Trois fois, ils suivirent l’allée extérieure, le long d’une haie et le long d’un mur. Ils ne disaient rien, et ce silence, qu’il lui était impossible de rompre, emplissait Philippe de remords. En ce moment, il éprouva de l’aversion contre cette petite fille fantasque et déraisonnable, qui suscitait entre eux ces minutes équivoques. Peu habitué aux femmes, assez timide avec elles, il lui supposait des desseins mystérieux.

– Allons là, dit Suzanne, en désignant, au milieu du jardin, un groupe plus épais d’arbustes et de charmilles où l’ombre semblait s’accumuler.

Ils s’y engagèrent par un sentier en berceau, qui les conduisit à un escalier de quelques marches. C’était un rond-point, entouré d’une balustrade de pierre, avec un petit bassin, et, en face, dans un cadre de feuillage, une statue de femme sur laquelle tremblait un rayon de lune. Une odeur un peu moisie émanait de cet endroit suranné.

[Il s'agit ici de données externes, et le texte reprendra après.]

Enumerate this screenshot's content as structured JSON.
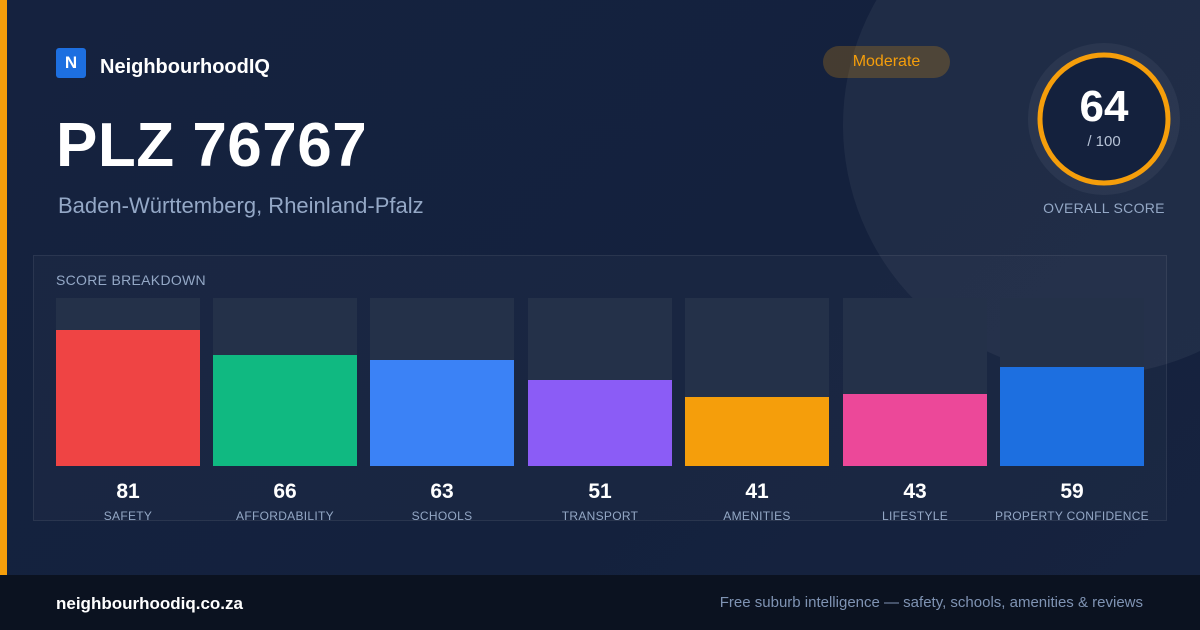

– Vénus ou Minerve ? Corinne peut-être ? dit Philippe qui plaisanta pour cacher sa gêne. J’avoue qu’on ne distingue pas très bien. Est-ce un péplum ou une robe qui la revêt ? Est-ce un casque ou un turban qui la coiffe ?

– Ça dépend, dit Suzanne.

– Comment ? de quoi ?

– Oui, ça dépend de mon humeur. Elle est Minerve quand je suis sage et forte. Elle est Vénus quand je la regarde avec mon cœur amoureux. Et elle est aussi, suivant les heures, la déesse de la folie… et celle des larmes… et celle de la mort.

Elle avait un enjouement qui attrista Philippe. Il lui demanda :

– Et aujourd’hui, c’est la déesse…

– La déesse des adieux.

– Des adieux ?

– Oui, à Suzanne Jorancé, à la jeune fille qui vient ici tous les jours, depuis cinq ans, et qui ne viendra plus jamais.

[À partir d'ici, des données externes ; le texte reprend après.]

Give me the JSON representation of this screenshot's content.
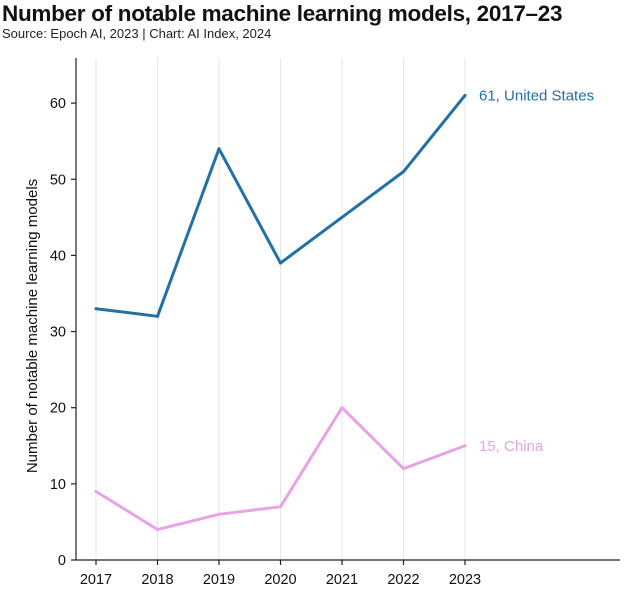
{
  "title": "Number of notable machine learning models, 2017–23",
  "source": "Source: Epoch AI, 2023 | Chart: AI Index, 2024",
  "colors": {
    "grid": "#e6e6e6",
    "axis": "#222222"
  },
  "chart_data": {
    "type": "line",
    "x": [
      2017,
      2018,
      2019,
      2020,
      2021,
      2022,
      2023
    ],
    "xticks": [
      "2017",
      "2018",
      "2019",
      "2020",
      "2021",
      "2022",
      "2023"
    ],
    "ylabel": "Number of notable machine learning models",
    "ylim": [
      0,
      65
    ],
    "yticks": [
      0,
      10,
      20,
      30,
      40,
      50,
      60
    ],
    "grid": "vertical",
    "legend": "end-of-line labels",
    "series": [
      {
        "name": "United States",
        "end_label": "61, United States",
        "color": "#2370a6",
        "values": [
          33,
          32,
          54,
          39,
          45,
          51,
          61
        ]
      },
      {
        "name": "China",
        "end_label": "15, China",
        "color": "#e8a2e6",
        "values": [
          9,
          4,
          6,
          7,
          20,
          12,
          15
        ]
      }
    ]
  }
}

Elle s’appuya contre la statue.

– Ma bonne déesse, en avons-nous fait des rêves toutes les deux ! Nous attendions ensemble. Qui ? L’Oiseau Bleu… le Prince Charmant. Un jour le prince devait arriver à cheval, sauter d’un bond le mur du jardin, et m’emporter en travers de sa selle. Un soir, il devait se glisser sous les arbres et monter les marches à genoux en sanglotant. Et tous mes serments à la bonne déesse ! Imaginez-vous, Philippe, que je lui avais promis de n’amener jamais aucun homme en sa présence, à moins que je n’aime cet homme. Et j’ai tenu ma promesse. Vous êtes le premier, Philippe.

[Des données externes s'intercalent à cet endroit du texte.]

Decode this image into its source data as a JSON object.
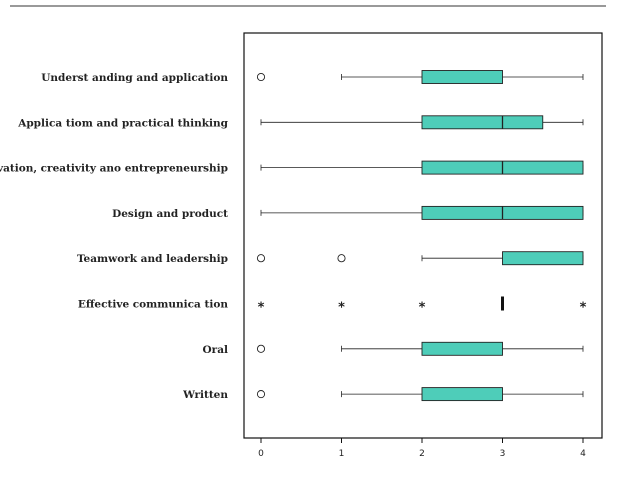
{
  "chart_data": {
    "type": "boxplot",
    "orientation": "horizontal",
    "xlim": [
      -0.2,
      4.2
    ],
    "xticks": [
      "0",
      "1",
      "2",
      "3",
      "4"
    ],
    "box_color": "#4ecdb9",
    "categories": [
      "Underst anding and application",
      "Applica tiom and practical thinking",
      "Innovation, creativity ano entrepreneurship",
      "Design and product",
      "Teamwork and leadership",
      "Effective communica tion",
      "Oral",
      "Written"
    ],
    "boxes": [
      {
        "whisker_low": 1,
        "q1": 2,
        "median": 3,
        "q3": 3,
        "whisker_high": 4,
        "outliers": [
          0
        ],
        "extremes": []
      },
      {
        "whisker_low": 0,
        "q1": 2,
        "median": 3,
        "q3": 3.5,
        "whisker_high": 4,
        "outliers": [],
        "extremes": []
      },
      {
        "whisker_low": 0,
        "q1": 2,
        "median": 3,
        "q3": 4,
        "whisker_high": 4,
        "outliers": [],
        "extremes": []
      },
      {
        "whisker_low": 0,
        "q1": 2,
        "median": 3,
        "q3": 4,
        "whisker_high": 4,
        "outliers": [],
        "extremes": []
      },
      {
        "whisker_low": 2,
        "q1": 3,
        "median": 3,
        "q3": 4,
        "whisker_high": 4,
        "outliers": [
          0,
          1
        ],
        "extremes": []
      },
      {
        "whisker_low": 3,
        "q1": 3,
        "median": 3,
        "q3": 3,
        "whisker_high": 3,
        "outliers": [],
        "extremes": [
          0,
          1,
          2,
          4
        ]
      },
      {
        "whisker_low": 1,
        "q1": 2,
        "median": 3,
        "q3": 3,
        "whisker_high": 4,
        "outliers": [
          0
        ],
        "extremes": []
      },
      {
        "whisker_low": 1,
        "q1": 2,
        "median": 3,
        "q3": 3,
        "whisker_high": 4,
        "outliers": [
          0
        ],
        "extremes": []
      }
    ]
  }
}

Il rougit dans l’ombre, et elle continuait d’une voix dont la gaîté sonnait faux :

– Si vous saviez comme c’est bête une jeune fille qui fait des rêves et des serments ! Tenez, je lui avais même promis que cet homme et moi nous échangerions notre premier baiser devant elle. Est-ce assez idiot ! Pauvre déesse, elle ne le verra pas, le baiser d’amour, car, enfin, je ne suppose pas que vous vouliez m’embrasser ?

– Suzanne !

– N’est-ce pas ? Il n’y a aucune raison, et tout cela est absurde. Vous avouerez aussi que cette bonne déesse n’a pas le sens commun, et qu’elle mérite une punition.

D’un geste elle poussa la statue qui tomba sur le sol et se brisa en deux morceaux.

– Que faites-vous ? s’écria-t-il.

– Laissez-moi… Laissez-moi… proféra Suzanne d’un ton méchant.

On eût dit que son acte avait déchaîné en elle une colère longtemps contenue et des instincts mauvais dont elle n’était plus maîtresse.